La sauvegarde des tatas demande énormément d’entretien et toute la famille aide le benjamin, à qui il revient de prendre soin de la Tata, les aînés allant habiter des maisons plus simples à côté. Les chambres sont toutes situées sur la terrasse, à l’étage supérieur, de même que les greniers pour stocker les récoltes.
Terrase de la Tata avec 2 chambres visibles (la première au premier plan et celle) ainsi qu'un grenier (avec un long toit de paille et une échelle) où sont stockées les céréales
Nous en apprenons un peu plus sur la culture de ce peuple. Une cérémonie est célébrée lorsque les jeunes arrivent à leurs 18 ans, symbolisant leur passage à l’âge adulte. Tout un rituel est respecté durant toute une semaine. Suite à cela, les personnes sont aptes à se marier. Les mariages se font au vouloir des 2 intéressés et ne sont plus forcés, les divorces sont acceptés. Nous parlons un peu politique et discutons du fait qu’il nous semble que les Béninois soient un peu sanguins et ont tendance à vite s’emporter malgré leur tranquillité apparente. Notre guide nous répond en souriant qu’en général, contrairement au sud, ce ne sont que des mots et qu’il y a rarement des échanges de coup car s’il y en a, la personne ayant reçu les coups peut porter plainte et la personne ayant frappé devra lui payer 5 000 F.CFA par coup porté (soit 1 000 F.CFA par doigt de la main), ce qui donne de quoi se rappeler à la raison assez rapidement.
Défilé de vendeurs de rue
Sur cet intéressant échange, nous prenons congé de notre guide et patientons à l’ombre d’un manguier en guettant le passage d’un taxi-brousse pour nous ramener à Nati.

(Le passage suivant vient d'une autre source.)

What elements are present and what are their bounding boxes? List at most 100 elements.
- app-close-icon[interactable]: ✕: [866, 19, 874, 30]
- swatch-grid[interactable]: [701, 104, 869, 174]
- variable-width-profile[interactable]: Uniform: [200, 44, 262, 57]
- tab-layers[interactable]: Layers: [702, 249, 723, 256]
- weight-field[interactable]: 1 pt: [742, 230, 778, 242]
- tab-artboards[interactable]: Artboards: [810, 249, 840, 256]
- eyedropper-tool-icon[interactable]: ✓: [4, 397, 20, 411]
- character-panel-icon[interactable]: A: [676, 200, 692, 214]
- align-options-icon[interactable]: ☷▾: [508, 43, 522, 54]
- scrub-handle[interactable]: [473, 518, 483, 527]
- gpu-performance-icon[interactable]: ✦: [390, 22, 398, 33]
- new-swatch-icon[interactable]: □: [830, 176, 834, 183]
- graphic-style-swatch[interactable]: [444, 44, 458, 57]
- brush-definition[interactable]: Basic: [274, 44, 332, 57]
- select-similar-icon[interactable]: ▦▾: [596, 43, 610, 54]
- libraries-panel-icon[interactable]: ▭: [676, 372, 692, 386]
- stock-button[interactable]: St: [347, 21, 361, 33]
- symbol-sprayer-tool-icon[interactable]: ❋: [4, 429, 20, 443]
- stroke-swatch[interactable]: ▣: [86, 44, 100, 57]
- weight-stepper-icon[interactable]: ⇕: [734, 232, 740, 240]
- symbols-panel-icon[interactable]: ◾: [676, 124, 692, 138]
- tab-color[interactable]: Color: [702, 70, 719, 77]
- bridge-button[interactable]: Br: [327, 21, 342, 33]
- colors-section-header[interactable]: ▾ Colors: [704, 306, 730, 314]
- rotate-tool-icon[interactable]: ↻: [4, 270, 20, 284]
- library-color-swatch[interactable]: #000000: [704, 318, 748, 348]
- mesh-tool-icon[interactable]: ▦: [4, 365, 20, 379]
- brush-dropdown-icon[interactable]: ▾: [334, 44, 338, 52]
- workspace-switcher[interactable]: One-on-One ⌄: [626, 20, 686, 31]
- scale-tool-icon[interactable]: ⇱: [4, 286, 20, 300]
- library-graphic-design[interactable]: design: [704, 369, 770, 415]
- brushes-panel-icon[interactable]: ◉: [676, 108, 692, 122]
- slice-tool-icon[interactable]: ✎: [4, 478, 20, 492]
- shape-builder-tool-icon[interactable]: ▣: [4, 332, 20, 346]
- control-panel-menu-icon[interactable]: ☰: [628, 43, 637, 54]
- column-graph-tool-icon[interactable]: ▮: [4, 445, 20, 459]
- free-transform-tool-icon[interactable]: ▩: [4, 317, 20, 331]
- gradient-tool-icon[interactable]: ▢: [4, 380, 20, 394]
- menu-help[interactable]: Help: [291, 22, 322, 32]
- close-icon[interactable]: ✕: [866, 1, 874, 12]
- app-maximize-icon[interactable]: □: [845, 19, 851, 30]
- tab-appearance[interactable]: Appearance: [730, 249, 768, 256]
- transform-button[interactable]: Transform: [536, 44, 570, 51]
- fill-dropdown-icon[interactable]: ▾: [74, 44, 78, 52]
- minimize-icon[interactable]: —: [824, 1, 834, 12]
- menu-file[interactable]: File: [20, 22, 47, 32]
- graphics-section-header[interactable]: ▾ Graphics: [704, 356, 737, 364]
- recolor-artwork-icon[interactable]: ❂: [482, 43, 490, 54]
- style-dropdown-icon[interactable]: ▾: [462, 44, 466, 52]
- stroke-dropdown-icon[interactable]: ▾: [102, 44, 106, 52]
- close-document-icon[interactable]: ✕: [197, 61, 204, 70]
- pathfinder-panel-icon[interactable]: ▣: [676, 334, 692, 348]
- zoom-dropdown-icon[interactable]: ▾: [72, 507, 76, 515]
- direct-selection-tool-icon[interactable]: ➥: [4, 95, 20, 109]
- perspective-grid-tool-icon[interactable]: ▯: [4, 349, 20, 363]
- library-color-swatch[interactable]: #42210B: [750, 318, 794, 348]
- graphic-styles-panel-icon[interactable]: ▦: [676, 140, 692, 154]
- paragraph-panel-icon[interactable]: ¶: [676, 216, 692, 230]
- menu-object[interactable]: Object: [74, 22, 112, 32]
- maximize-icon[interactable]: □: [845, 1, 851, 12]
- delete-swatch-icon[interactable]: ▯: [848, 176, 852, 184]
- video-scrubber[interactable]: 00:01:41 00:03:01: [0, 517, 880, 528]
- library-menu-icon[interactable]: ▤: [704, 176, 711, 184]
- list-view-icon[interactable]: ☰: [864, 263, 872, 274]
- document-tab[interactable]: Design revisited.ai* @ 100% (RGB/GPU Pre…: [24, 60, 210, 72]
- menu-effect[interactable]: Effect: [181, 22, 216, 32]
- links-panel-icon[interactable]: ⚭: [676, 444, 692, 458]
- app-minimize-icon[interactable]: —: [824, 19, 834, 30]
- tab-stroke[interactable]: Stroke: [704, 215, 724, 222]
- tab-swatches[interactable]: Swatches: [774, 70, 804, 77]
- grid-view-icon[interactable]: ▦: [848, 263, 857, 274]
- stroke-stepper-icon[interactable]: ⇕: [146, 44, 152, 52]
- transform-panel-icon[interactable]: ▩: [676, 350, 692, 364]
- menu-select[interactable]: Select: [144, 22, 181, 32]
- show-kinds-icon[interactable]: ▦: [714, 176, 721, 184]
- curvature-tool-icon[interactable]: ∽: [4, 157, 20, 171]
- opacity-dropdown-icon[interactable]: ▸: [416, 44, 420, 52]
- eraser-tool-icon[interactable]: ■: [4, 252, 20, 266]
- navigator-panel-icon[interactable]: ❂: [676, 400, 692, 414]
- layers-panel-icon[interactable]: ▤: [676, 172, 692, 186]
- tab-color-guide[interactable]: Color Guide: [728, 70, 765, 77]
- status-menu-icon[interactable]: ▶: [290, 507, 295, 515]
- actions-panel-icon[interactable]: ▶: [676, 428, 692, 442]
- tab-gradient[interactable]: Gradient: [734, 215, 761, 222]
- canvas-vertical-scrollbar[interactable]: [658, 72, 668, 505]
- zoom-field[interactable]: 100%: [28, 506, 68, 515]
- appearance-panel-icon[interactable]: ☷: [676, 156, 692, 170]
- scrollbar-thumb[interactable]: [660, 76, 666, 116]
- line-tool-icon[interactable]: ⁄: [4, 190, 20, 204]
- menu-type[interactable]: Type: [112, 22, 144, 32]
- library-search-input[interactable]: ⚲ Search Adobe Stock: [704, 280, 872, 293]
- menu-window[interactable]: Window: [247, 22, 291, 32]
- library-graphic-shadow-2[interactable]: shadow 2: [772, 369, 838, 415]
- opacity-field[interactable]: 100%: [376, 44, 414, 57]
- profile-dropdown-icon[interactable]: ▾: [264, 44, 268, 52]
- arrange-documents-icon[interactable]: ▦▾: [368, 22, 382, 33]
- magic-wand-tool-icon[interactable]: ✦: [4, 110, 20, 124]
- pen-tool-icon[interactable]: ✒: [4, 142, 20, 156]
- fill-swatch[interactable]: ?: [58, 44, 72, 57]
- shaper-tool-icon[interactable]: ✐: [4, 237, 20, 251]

Nous apprenons par un passant que le taxi avec lequel nous étions venus a crevé une deuxième fois avant d’arriver à destination, la ville suivante. Nous espérons secrètement que ça n’est pas avec celui-ci que nous rentrerons. Mais nous ne savons pas si c’est exactement ce que nous aurions dû espérer lorsque nous montons dans le taxi qui se présente après bien une heure d’attente. La voiture est dans un état tout aussi lamentable que la première si ce n’est pire. Le pot d’échappement s’est détaché et traîne par terre. Nous nous arrêtons tous les 2km pour le refixer avec une corde et comme le chauffeur ne semble pas percuter que la cause du détachement est sa vitesse, il fonce à toute allure sur les nids de cailloux, nous recommençons l’opération toutes les 5 minutes. Le seul point positif est que nous sommes les 2 seuls passagers, nous avons donc de l’espace. Mais comparé aux frayeurs que nous avons avec ce chauffeur, nous préfèrerions être 15 ! Malgré tout ce que nous pouvons lui dire, il fonce à toute allure ne contrôlant absolument pas le véhicule qui manque de se retourner ou de nous lâcher à tout moment. La route nous semble interminable et nous nous demandons réellement si nous allons arriver en vie à bon port. Heureusement pour nous, le sort a décidé de nous garder encore un temps et nous sortons de l’épave en vie. Quelle journée !!!